A car’s tires, according to the old adage, are “where the rubber meets the road.” However, another component of the vehicle is equally as important for passenger safety, and scrutiny from two U.S. senators is showing that the component is not nearly as secure as most are led to believe.
It’s your car seat – the very thing responsible for supporting your body within the confines of your vehicle. And evidence is showing that while it may do a fine job of protecting you in the event of a collision, the news is not nearly as optimistic for your back seat passengers.
Letters have been sent from the senators’ offices to virtually every major auto manufacturer asking for comment on the possibility that a collapse of the front seat during an impact may harm, or even kill, back seat occupants.
The concern stems from the fact that standards regulating the strength of materials and design of seat backs haven’t undergone any sort of significant change in over 60 years. The National Highway Traffic and Safety Administration actually tried to update the standard in 1974 but that change was never completed. And, while vehicle engineering and materials have made the odds of surviving an auto collision the best in history, little of that improvement has happened within the vehicle seat itself.
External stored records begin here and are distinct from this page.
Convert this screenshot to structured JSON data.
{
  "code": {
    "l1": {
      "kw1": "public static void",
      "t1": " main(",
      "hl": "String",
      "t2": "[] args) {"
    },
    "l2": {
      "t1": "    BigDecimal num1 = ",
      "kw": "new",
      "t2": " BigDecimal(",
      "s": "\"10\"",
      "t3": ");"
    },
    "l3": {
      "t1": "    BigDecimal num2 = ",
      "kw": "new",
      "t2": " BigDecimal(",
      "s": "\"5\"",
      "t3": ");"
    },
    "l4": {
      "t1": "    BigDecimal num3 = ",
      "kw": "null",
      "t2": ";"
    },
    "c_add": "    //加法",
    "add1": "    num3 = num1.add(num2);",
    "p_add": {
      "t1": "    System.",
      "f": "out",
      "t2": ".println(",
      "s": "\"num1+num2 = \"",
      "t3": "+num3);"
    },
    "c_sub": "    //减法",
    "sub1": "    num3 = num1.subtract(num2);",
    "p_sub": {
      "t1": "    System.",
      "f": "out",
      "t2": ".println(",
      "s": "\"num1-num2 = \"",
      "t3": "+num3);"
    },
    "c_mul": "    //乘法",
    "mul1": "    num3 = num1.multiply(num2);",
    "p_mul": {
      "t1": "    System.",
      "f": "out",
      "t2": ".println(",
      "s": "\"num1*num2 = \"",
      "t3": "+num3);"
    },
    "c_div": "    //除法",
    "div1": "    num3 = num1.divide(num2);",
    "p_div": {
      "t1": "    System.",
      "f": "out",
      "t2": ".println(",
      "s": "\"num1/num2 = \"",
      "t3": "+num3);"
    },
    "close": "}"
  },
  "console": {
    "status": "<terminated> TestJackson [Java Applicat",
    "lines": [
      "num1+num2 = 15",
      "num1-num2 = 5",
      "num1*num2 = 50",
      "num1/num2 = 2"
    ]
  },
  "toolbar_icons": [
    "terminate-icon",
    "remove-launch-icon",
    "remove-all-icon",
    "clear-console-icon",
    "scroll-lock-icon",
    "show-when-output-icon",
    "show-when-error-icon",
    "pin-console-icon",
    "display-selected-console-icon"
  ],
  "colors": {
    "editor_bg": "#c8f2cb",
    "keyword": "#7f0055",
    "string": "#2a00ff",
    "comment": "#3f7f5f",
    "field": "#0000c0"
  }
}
Evidence strongly supports the legislators’ inquiry. In the past 15 years, some 50 children have been killed in rear-end collisions when they were seated directly behind a front seat occupant. At the same time, a trade group representing 12 major auto manufacturers says that most seat backs are manufactured to between three and four times the regulated strength requirements.
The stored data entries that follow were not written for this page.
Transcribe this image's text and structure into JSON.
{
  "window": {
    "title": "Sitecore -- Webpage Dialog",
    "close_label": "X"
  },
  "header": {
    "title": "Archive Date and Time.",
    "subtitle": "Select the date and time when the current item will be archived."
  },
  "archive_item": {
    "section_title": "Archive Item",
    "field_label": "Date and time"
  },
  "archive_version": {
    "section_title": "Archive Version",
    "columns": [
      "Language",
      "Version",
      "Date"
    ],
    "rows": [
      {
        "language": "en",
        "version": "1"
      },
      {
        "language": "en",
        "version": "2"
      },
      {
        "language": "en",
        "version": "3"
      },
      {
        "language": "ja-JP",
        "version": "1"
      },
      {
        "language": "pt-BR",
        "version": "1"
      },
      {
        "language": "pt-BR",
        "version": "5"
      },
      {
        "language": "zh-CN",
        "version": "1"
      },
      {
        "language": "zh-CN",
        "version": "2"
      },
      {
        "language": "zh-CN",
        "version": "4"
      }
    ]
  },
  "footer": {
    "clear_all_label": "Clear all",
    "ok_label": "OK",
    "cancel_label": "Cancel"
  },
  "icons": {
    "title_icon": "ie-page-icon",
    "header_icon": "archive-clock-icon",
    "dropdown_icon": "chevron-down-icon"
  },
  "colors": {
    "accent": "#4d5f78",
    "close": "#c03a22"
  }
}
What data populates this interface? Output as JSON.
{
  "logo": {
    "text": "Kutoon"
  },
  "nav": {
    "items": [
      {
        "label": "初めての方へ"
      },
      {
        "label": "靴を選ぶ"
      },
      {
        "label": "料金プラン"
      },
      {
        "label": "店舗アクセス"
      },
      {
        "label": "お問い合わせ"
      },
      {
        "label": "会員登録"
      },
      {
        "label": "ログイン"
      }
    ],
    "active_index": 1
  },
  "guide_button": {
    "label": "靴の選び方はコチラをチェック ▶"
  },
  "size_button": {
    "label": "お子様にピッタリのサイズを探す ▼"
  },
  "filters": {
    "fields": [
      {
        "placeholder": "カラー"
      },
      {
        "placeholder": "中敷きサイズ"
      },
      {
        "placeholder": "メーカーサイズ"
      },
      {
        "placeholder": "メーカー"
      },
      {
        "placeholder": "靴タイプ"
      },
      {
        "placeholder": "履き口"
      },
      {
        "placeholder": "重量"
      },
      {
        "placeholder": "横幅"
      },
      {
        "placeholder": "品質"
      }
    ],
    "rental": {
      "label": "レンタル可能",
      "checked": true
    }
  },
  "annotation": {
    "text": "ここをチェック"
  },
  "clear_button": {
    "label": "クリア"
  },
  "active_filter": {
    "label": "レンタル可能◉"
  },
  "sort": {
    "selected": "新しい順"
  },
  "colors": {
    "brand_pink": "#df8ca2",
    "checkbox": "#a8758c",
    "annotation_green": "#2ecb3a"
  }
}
If it seems like the trade group is comparing apples to oranges, it’s because they are. Modern materials easily account for the ability to exceed 60-year old safety regulations. Stronger plastics and metals; not to mention carbon fiber and modern engineering techniques, simply didn’t exist when the regulations were written. As a result, these materials are better than the systems they were designed to be used within. Set the bar low enough and anything can be three or four times the regulated strength requirements. The question then becomes whether sufficient effort has been made to improve the overall package; not just a single aspect of it.
While not directly addressing the inquiry, the trade group goes on to say that they believe that “the single best safety system for occupants in the rear seats is the seat belt.”
True as this may be, the collapse of the seat in front of you is probably fairly important to avoid as well.